The Heiland Research Corp., based in Denver, Colorado, originally used the Strobonar brand in 1950[1] on electronic flash units powered by a separate battery pack. (These could also use AC household power.) Several years after Heiland's acquisition by Honeywell, they introduced one of the earliest self-contained electronic flashes, the 1958 Futuramic Strobonar. This was still an imposingly-large "potato masher" design, and the original list price of USD $59.95 would equate to roughly $470 current (2011) dollars[2]. Starting with the 1961 Futuramic II, all the large Strobonar models had a distinctive oval lens over their flash-tube reflector.

The Strobonar name was reused over the following decades for successive models, from more compact shoe-mount flashes to stand-mounted studio units with slave triggers. Honewell was a pioneer in flashes which used a photocell measuring light reflected back from the subject to control the duration of the flash pulse, thus offering autoexposure for flash shots—these models carried the Auto/Strobonar name.

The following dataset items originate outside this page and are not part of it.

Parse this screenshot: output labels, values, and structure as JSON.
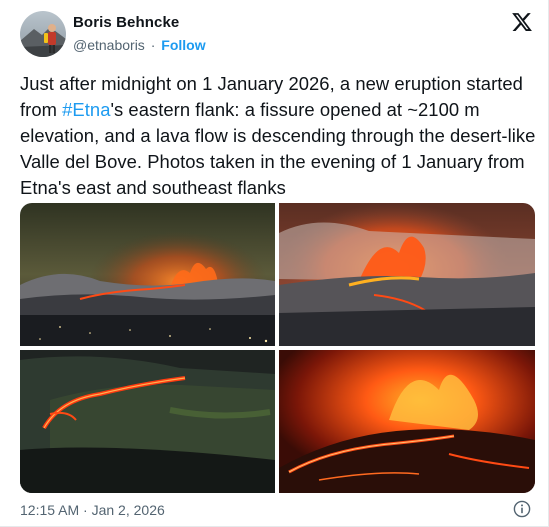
{
  "author": {
    "name": "Boris Behncke",
    "handle": "@etnaboris",
    "separator": "·",
    "follow_label": "Follow"
  },
  "tweet": {
    "text_before": "Just after midnight on 1 January 2026, a new eruption started from ",
    "hashtag": "#Etna",
    "text_after": "'s eastern flank: a fissure opened at ~2100 m elevation, and a lava flow is descending through the desert-like Valle del Bove. Photos taken in the evening of 1 January from Etna's east and southeast flanks",
    "timestamp": "12:15 AM · Jan 2, 2026"
  },
  "icons": {
    "logo": "x-logo-icon",
    "info": "info-icon"
  },
  "colors": {
    "link": "#1d9bf0",
    "secondary_text": "#536471",
    "primary_text": "#0f1419",
    "lava": "#ff4a14"
  }
}
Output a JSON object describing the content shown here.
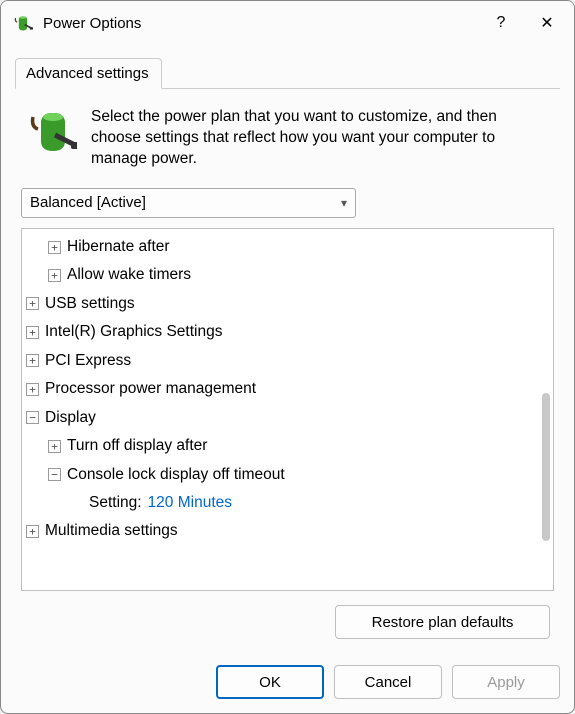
{
  "window": {
    "title": "Power Options",
    "help_glyph": "?",
    "close_glyph": "✕"
  },
  "tabs": {
    "advanced": "Advanced settings"
  },
  "intro": "Select the power plan that you want to customize, and then choose settings that reflect how you want your computer to manage power.",
  "plan_selected": "Balanced [Active]",
  "tree": {
    "hibernate_after": "Hibernate after",
    "allow_wake_timers": "Allow wake timers",
    "usb_settings": "USB settings",
    "intel_graphics": "Intel(R) Graphics Settings",
    "pci_express": "PCI Express",
    "processor_power": "Processor power management",
    "display": "Display",
    "turn_off_display_after": "Turn off display after",
    "console_lock": "Console lock display off timeout",
    "setting_label": "Setting:",
    "setting_value": "120 Minutes",
    "multimedia": "Multimedia settings"
  },
  "buttons": {
    "restore": "Restore plan defaults",
    "ok": "OK",
    "cancel": "Cancel",
    "apply": "Apply"
  }
}
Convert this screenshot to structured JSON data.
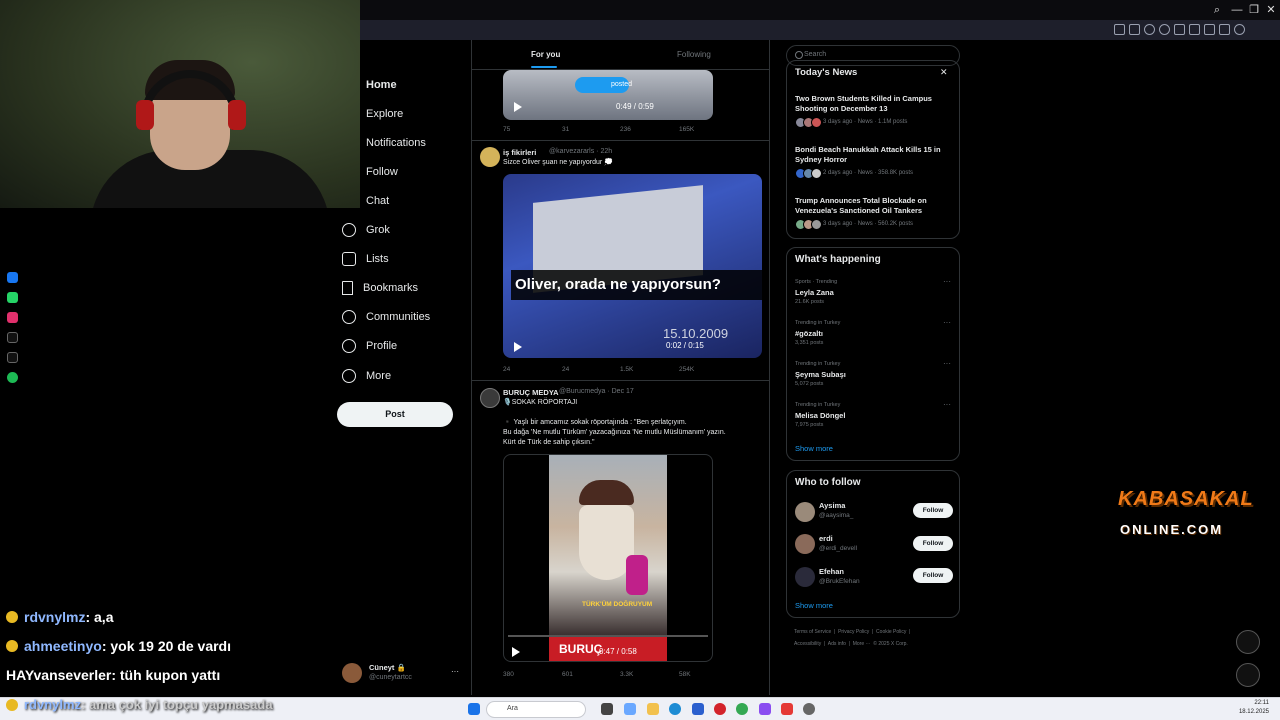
{
  "browser": {
    "window_controls": [
      "—",
      "❐",
      "✕"
    ]
  },
  "nav": {
    "items": [
      {
        "label": "Home",
        "bold": true
      },
      {
        "label": "Explore"
      },
      {
        "label": "Notifications"
      },
      {
        "label": "Follow"
      },
      {
        "label": "Chat"
      },
      {
        "label": "Grok"
      },
      {
        "label": "Lists"
      },
      {
        "label": "Bookmarks"
      },
      {
        "label": "Communities"
      },
      {
        "label": "Profile"
      },
      {
        "label": "More"
      }
    ],
    "post_label": "Post",
    "account": {
      "name": "Cüneyt 🔒",
      "handle": "@cuneytartcc",
      "more": "···"
    }
  },
  "feed": {
    "tabs": [
      "For you",
      "Following"
    ],
    "tweet1": {
      "posted_pill": "posted",
      "video_time": "0:49 / 0:59",
      "replies": "75",
      "reposts": "31",
      "likes": "236",
      "views": "165K"
    },
    "tweet2": {
      "name": "iş fikirleri",
      "handle": "@karvezararls · 22h",
      "text": "Sizce Oliver şuan ne yapıyordur 💭",
      "video_caption": "Oliver, orada ne yapıyorsun?",
      "video_date": "15.10.2009",
      "video_time": "0:02 / 0:15",
      "replies": "24",
      "reposts": "24",
      "likes": "1.5K",
      "views": "254K"
    },
    "tweet3": {
      "name": "BURUÇ MEDYA",
      "handle": "@Burucmedya · Dec 17",
      "line1": "🎙️SOKAK RÖPORTAJI",
      "line2": "▪️ Yaşlı bir amcamız sokak röportajında : \"Ben şerlatçıyım.",
      "line3": "Bu dağa 'Ne mutlu Türküm' yazacağınıza 'Ne mutlu Müslümanım' yazın.",
      "line4": "Kürt de Türk de sahip çıksın.\"",
      "video_subtitle": "TÜRK'ÜM DOĞRUYUM",
      "video_banner": "BURUÇ",
      "video_time": "0:47 / 0:58",
      "replies": "380",
      "reposts": "601",
      "likes": "3.3K",
      "views": "58K"
    }
  },
  "sidebar": {
    "search_placeholder": "Search",
    "news": {
      "title": "Today's News",
      "close": "✕",
      "items": [
        {
          "title": "Two Brown Students Killed in Campus Shooting on December 13",
          "meta": "3 days ago · News · 1.1M posts"
        },
        {
          "title": "Bondi Beach Hanukkah Attack Kills 15 in Sydney Horror",
          "meta": "2 days ago · News · 358.8K posts"
        },
        {
          "title": "Trump Announces Total Blockade on Venezuela's Sanctioned Oil Tankers",
          "meta": "3 days ago · News · 560.2K posts"
        }
      ]
    },
    "happening": {
      "title": "What's happening",
      "items": [
        {
          "cat": "Sports · Trending",
          "name": "Leyla Zana",
          "count": "21.6K posts"
        },
        {
          "cat": "Trending in Turkey",
          "name": "#gözaltı",
          "count": "3,351 posts"
        },
        {
          "cat": "Trending in Turkey",
          "name": "Şeyma Subaşı",
          "count": "5,072 posts"
        },
        {
          "cat": "Trending in Turkey",
          "name": "Melisa Döngel",
          "count": "7,975 posts"
        }
      ],
      "show_more": "Show more"
    },
    "who_to_follow": {
      "title": "Who to follow",
      "items": [
        {
          "name": "Aysima",
          "handle": "@aaysima_",
          "btn": "Follow"
        },
        {
          "name": "erdi",
          "handle": "@erdi_devell",
          "btn": "Follow"
        },
        {
          "name": "Efehan",
          "handle": "@BrukEfehan",
          "btn": "Follow"
        }
      ],
      "show_more": "Show more"
    },
    "footer": {
      "line1": "Terms of Service  |  Privacy Policy  |  Cookie Policy  |",
      "line2": "Accessibility  |  Ads info  |  More ···  © 2025 X Corp."
    }
  },
  "chat": [
    {
      "user": "rdvnylmz",
      "msg": " : a,a",
      "color": "#8fb8ff"
    },
    {
      "user": "ahmeetinyo",
      "msg": " : yok 19 20 de vardı",
      "color": "#8fb8ff"
    },
    {
      "user": "HAYvanseverler",
      "msg": " : tüh kupon yattı",
      "color": "#ffffff"
    },
    {
      "user": "rdvnylmz",
      "msg": " : ama çok iyi topçu yapmasada",
      "color": "#8fb8ff"
    }
  ],
  "logo": {
    "line1": "KABASAKAL",
    "line2": "ONLINE.COM"
  },
  "taskbar": {
    "search_placeholder": "Ara",
    "time": "22:11",
    "date": "18.12.2025"
  },
  "colors": {
    "accent": "#1d9bf0",
    "bg": "#000000",
    "logo_orange": "#f07a18"
  }
}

Later versions of the "potato masher" models, such as the Strobonar 882, could use a separate Strobo-Eye mounted in the camera's accessory shoe to achieve this control even with off-camera flash (and the Pentax Spotmatic SP IIa included this sensor in the camera body, just below the rewind crank).

As electronic flash units increasingly became a built-in feature of many cameras, and with inexpensive Asian imports undercutting the remaining marketplace, Honeywell ultimately retired the Strobonar line.

Notes

  1. The 1950 origin date is cited in a May, 1965 Popular Photography advertisement (Vol. 56, No. 5; page 46).
  2. Inflation calculator from the US Department of Labor Bureau of Labor Statistics.